The objective of this chapter is to examine the relevance of the European Convention on Human Rights (ECHR) for data protection in private relations, in comparison to the protection under the General Data Protection Regulation (GDPR). This chapter first puts the ECHR and the GDPR in the context of the Europeanisation of data protection law (section 1). It then discusses the underlying concepts of data protection, namely informational self-determination and the protection of private life, and their roots (section 2). Next, it demonstrates the consequences which result from the ECHR approach for the protection of data in private relations (section 3). Finally, it compares the findings to data protection under the GDPR, and draws conclusions concerning the relevance of the ECHR for data protection in private relations (section 4).
1. EUROPEANISATION OF DATA PROTECTION LAW
The codification of data protection law in Europe began in the 1970s, with the adoption of legislation, by some states, to control the processing of personal information by public and private actors. In 1970, the German State of Hesse passed the world’s first data protection law. Later in the 1970s, Sweden, France and Germany enacted the first national data protection laws. But it was not until 1983 that the Bundesverfassungsgericht (Federal Constitutional Court – BVerfG) developed the fundamental right to informational self-determination under the Grundgesetz (Basic Law for the Federal Republic of Germany – GG), and thus subjected all processing of personal data by public actors to a legal reservation.

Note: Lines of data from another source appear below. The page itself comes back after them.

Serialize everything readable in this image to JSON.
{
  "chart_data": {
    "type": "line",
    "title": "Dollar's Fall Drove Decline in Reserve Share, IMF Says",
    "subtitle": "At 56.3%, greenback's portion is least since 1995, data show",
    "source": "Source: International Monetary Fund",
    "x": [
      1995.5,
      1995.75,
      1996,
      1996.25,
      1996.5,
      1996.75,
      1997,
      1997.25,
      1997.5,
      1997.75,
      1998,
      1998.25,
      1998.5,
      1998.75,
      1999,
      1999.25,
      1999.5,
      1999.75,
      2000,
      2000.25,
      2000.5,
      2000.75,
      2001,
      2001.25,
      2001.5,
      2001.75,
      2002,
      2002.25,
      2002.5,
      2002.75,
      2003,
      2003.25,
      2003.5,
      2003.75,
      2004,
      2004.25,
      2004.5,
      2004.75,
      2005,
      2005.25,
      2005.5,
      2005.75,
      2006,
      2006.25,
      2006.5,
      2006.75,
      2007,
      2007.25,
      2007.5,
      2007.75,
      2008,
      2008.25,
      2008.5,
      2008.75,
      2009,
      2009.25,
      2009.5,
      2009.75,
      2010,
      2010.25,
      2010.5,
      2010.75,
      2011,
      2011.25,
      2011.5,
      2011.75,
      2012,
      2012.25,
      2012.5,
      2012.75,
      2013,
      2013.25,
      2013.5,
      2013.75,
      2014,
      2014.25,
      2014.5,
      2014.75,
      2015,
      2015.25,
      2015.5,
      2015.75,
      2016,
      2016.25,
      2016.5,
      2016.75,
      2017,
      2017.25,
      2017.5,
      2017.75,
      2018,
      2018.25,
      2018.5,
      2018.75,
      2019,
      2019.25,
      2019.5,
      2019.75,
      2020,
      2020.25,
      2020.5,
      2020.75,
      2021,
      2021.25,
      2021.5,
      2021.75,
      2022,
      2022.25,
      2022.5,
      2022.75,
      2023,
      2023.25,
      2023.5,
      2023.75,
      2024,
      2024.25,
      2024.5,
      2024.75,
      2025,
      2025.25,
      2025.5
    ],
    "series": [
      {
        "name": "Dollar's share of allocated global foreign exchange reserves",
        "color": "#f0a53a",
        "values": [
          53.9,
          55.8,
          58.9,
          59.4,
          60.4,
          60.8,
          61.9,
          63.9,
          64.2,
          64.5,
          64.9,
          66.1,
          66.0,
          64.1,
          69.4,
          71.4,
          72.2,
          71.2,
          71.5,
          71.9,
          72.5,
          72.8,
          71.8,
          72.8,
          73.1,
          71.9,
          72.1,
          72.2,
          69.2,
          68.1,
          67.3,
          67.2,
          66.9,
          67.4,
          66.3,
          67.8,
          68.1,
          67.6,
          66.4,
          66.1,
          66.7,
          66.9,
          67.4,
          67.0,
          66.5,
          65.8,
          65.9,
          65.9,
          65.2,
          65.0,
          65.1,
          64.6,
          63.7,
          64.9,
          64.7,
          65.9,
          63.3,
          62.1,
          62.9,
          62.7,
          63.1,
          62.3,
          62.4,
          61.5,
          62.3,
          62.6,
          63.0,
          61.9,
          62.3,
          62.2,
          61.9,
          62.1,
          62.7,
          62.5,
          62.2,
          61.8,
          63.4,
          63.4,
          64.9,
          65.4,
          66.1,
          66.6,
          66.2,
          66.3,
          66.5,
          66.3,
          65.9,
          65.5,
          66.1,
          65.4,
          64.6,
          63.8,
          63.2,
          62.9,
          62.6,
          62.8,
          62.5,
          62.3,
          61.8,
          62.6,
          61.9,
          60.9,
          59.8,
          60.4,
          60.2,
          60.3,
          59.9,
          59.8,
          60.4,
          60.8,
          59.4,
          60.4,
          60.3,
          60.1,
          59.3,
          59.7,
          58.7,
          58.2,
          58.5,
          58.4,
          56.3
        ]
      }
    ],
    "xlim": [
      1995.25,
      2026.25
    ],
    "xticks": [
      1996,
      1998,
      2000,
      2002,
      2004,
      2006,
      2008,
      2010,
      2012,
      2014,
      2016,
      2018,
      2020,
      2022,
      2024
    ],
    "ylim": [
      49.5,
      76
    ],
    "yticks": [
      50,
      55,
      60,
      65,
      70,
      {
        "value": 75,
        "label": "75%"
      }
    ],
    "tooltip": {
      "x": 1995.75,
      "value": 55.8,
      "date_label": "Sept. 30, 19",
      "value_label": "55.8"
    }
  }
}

The starting point of European data protection law was the Council of Europe Convention 108 in 1981, an international agreement on the protection of personal data. Although Convention 108 does not contain any rules on its own enforcement, it must be taken into account when interpreting Art. 8 ECHR. 9 Art. 8(1) ECHR itself does not explicitly guarantee a right to data protection as such, but protects ‘the right to respect for private and family life’. However, in 1987, the European Court of Human Rights (ECtHR) found that the right to data protection was an emanation of the right to respect for private life under Art. 8(1) ECHR, although the term ‘data protection’ was not used in the jurisprudence of the ECtHR.